Dante’s Inferno 1911 For Rich Guys Only

I need some rich guy shit like this in my life:

I’d definitely want to take a few classes with it, just to stunt on the poors with Glocks and Wilson Combat 1911s.  Then everyone would make fun of me for likely having tons of classic 1911 jams with it, but I’d roll with the punches and call up the chef to cater lunch for the class just as an apology for putting up with my typical bullshit.

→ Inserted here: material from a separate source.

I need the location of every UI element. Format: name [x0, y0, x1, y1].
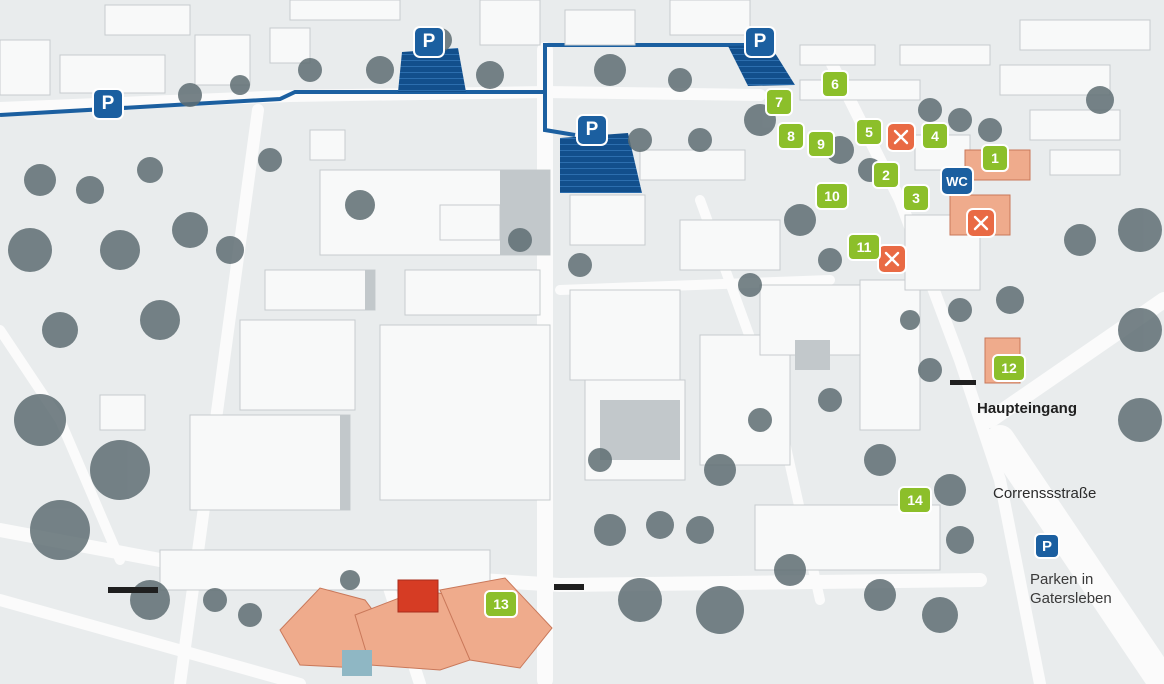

I feel like a lot of rich guys are so cultured and educated they could probably quote their favorite part of Dante’s inferno (in Italian). If you’ve been to any of the major museums in the world, there’s normally at least a few Dante’s Inferno inspired paintings, which btw are typically terrifying looking. Sure they are incredibly detailed and artistically everything about them is amazing, but you’d have to be a serial killer to want something so grotesque in your actual home. I’m more into the nouveau riche stuff like Kaws, George Condo, Roy Lichtenstein, Warhol, Basquiat etc. My other other exposure to Dante’s Inferno is at the end of the Action Bronson song CHOP CHOP CHOP where he samples this old Italian guy reading it haha.  Because I feel the need to always shove rap in your face here’s the song:

Thoughts? You fellas ever wish you hadn’t seen someone in concert, and could just appreciate their music like you used to?  I still like Action Bronson’s music a lot, but when he came to Portland he played like 3 songs.  The lineup for beer was huge and slow moving, and once we finally got some the lights went on and the concert was over.  I can’t stand things like that.  I think that might even even been the last rap concert I went to (and that was more than a few years ago).

I should probably mention Cabot makes the 1911, if anyone actually cares.